Mark Strand is a Pulitzer Prize winning, former U.S. Poet Laureate. It’s well-deserved acclaim. I just purchased his Collected Poems. It is as good as hoped for. A massive book showcasing what the publishers call his “canonical” works. It includes my favorite:

 

“Keeping Things Whole” by Mark Strand

Each moment is a place

you’ve never been.

 

In a field

I am the absence

of field.

 

This is

always the case.

Wherever I am

I am what is missing.

 

When I walk

I part the air

and always

The air moves in

To fill the spaces

Where my body’s been.

 

We all have reasons

for moving.

I move

to keep things whole.

 

I stumbled on him (and this poem) years ago, a lifetime ago, in a class on contemporary poetry taught by a formidable and magnificent woman named Katherine Hohlwein, who was a poet herself. She intimidated me from the first class, even though she didn’t mean to. She was published and knew famous poets, who were in textbooks. Practically a celebrity herself. But she loved her students and just wanted to expose them to poetry and how it’s made. I eventually got over being unnecessarily over-awed. Thanks to her, we did learn about poets in that class. We learned not just their verses on the page, but their inspirations and foibles. We explored their lives and their words and how the two bore on each other.

It was an open, discovering time in my life—pregnant with my first child and beginning to see how the universe moved. She gave me one of those compliments that you remember and hold close to your heart. She came upon me in a cafeteria, listening to my Walkman and writing in my journal. She asked me, “Are you a poet? You have the look of a poet.” I was almost too stunned to even answer. I think I mumbled something about sometimes getting a line or two down. That at the time I had been leaning toward the “poetry in motion” of architecture. She told me to keep writing, too.

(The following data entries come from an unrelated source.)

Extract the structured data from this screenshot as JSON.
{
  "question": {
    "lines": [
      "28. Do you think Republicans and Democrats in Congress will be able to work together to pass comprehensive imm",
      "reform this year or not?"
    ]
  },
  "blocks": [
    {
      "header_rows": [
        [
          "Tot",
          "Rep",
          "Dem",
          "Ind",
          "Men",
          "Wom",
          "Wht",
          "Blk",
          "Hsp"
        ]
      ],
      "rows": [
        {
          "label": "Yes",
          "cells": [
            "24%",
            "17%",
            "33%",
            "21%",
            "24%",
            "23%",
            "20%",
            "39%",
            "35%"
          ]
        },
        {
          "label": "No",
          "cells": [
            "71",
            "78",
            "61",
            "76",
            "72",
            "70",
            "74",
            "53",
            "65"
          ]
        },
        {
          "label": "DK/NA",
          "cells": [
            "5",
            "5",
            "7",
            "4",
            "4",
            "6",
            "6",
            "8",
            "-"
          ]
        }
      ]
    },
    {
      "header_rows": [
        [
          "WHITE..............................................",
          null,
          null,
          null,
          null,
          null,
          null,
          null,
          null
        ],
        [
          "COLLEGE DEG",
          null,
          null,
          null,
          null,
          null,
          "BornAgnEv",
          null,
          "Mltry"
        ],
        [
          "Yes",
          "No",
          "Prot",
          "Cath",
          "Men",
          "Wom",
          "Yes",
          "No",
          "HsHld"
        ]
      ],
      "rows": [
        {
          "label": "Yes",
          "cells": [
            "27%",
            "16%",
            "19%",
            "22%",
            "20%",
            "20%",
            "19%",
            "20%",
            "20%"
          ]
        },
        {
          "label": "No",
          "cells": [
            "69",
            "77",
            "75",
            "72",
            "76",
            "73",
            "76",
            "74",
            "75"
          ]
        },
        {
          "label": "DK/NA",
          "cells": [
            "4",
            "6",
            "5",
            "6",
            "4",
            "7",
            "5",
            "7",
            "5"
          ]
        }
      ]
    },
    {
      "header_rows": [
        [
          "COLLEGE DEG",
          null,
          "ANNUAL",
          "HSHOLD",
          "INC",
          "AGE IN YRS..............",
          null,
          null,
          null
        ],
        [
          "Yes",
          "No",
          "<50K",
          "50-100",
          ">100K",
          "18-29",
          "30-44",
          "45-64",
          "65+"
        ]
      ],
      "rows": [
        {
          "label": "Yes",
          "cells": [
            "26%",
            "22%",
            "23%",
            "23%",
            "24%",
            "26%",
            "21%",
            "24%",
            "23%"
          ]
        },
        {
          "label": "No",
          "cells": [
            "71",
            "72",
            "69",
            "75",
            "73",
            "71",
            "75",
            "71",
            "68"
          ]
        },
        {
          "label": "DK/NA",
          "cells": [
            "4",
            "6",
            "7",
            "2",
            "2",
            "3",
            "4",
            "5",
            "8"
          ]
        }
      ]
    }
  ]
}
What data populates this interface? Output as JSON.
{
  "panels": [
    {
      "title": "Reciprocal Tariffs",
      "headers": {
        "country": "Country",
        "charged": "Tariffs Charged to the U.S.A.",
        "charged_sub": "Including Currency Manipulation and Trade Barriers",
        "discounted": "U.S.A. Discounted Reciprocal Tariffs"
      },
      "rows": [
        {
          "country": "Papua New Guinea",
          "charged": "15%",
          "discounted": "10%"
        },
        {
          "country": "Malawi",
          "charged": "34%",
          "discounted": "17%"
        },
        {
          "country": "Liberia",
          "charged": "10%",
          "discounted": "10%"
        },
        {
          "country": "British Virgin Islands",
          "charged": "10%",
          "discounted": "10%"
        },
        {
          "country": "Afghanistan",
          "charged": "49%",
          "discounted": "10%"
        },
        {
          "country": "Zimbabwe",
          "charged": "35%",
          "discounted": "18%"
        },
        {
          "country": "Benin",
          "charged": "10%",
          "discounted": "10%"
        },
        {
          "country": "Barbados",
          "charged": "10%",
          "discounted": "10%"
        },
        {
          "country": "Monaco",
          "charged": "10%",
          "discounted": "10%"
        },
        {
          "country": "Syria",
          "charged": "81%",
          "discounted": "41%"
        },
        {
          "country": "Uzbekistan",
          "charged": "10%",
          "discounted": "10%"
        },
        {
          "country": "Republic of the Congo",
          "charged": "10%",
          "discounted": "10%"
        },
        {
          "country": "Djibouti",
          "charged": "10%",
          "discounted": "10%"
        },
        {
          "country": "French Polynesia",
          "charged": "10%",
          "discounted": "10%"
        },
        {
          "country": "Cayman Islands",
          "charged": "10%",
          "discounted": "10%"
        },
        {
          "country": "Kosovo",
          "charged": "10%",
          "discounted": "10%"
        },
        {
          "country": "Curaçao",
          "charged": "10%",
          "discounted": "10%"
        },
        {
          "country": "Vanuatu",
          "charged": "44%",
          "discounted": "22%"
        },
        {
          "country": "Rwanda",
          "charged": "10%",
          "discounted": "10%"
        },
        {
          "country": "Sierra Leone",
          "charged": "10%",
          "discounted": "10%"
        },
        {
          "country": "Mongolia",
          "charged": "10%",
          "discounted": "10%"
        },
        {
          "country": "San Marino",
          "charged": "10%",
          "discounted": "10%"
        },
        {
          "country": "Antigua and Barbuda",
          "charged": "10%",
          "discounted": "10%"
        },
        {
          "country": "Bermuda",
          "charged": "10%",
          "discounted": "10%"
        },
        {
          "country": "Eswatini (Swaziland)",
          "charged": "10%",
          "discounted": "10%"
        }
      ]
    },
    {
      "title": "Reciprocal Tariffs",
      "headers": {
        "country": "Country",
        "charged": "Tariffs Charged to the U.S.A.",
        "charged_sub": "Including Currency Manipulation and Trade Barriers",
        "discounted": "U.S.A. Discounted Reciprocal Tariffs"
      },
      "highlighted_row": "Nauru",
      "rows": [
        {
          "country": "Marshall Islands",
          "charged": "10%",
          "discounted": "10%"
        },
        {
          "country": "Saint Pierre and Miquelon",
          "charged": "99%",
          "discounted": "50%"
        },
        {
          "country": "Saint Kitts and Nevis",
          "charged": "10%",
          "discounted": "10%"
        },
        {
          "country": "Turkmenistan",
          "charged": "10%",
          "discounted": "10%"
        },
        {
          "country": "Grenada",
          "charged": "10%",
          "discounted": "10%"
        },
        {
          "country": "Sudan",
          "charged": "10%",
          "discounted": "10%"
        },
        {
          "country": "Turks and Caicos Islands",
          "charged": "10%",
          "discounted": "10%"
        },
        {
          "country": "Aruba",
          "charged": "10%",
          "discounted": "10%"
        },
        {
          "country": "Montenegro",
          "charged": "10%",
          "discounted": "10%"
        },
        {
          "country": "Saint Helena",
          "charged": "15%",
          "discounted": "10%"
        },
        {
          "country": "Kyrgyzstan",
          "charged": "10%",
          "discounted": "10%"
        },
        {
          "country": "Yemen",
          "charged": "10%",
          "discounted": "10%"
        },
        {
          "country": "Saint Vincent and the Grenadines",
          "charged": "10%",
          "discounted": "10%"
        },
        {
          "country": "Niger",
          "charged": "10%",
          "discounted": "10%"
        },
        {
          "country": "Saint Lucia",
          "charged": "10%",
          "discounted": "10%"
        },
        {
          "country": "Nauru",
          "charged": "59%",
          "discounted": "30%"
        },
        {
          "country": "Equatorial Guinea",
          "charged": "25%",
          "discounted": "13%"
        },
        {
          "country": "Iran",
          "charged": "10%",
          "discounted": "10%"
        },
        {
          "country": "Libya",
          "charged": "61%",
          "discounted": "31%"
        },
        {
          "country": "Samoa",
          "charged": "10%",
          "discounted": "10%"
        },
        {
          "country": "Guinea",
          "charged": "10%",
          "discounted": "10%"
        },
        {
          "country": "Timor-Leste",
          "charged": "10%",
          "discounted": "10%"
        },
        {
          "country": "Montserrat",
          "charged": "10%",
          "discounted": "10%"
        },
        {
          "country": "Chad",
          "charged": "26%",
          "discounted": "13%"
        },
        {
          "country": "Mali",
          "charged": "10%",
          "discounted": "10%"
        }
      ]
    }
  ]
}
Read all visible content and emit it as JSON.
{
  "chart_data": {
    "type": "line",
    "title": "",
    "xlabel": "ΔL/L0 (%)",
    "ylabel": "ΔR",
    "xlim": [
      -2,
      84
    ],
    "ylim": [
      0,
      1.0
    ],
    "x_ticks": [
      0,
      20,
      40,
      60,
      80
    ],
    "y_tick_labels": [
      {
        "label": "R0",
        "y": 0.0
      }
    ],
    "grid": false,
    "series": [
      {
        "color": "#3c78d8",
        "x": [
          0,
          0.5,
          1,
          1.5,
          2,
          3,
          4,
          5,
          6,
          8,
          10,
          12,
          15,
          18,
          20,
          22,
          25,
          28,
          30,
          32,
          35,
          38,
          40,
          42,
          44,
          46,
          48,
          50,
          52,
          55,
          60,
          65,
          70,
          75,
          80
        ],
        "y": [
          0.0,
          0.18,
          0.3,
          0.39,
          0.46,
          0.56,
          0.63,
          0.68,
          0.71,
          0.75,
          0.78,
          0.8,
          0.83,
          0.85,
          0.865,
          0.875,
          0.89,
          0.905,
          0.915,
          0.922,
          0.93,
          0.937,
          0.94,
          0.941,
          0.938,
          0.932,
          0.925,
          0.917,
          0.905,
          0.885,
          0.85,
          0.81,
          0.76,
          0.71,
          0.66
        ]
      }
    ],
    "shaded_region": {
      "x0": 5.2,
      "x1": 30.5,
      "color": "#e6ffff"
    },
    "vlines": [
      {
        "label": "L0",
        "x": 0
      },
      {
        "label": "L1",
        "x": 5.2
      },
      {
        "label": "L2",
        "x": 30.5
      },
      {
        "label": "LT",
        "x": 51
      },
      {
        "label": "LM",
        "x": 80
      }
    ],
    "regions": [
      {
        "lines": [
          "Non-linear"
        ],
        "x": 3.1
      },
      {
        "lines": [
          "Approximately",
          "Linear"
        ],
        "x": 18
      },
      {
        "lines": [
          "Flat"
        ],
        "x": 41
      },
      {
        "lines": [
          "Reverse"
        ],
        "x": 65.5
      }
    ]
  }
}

Strand wasn’t the only poet she introduced us to, of course. The class was so rich and full, it should have been a two-year course.

Poetry inspires me, grounds me, lifts me up. It’s a special kind of language, of communication, that makes you reach inside to be able to fly.

If you think you’re not a poetry reader, you’re just wrong. There is a poem that will completely fill and define you. It might not have been written yet. It may be your work to write.

One thought on “Finding Poetry Again

  1. I’m an old-fashioned poet who thinks that poetry has to rhyme and go clank clank clank like the words of a song in a particular pattern. This poetry you listed is beautiful and inspiring. Perhaps someday I will learn to write inspired poetry that doesn’t clank like a steam engine.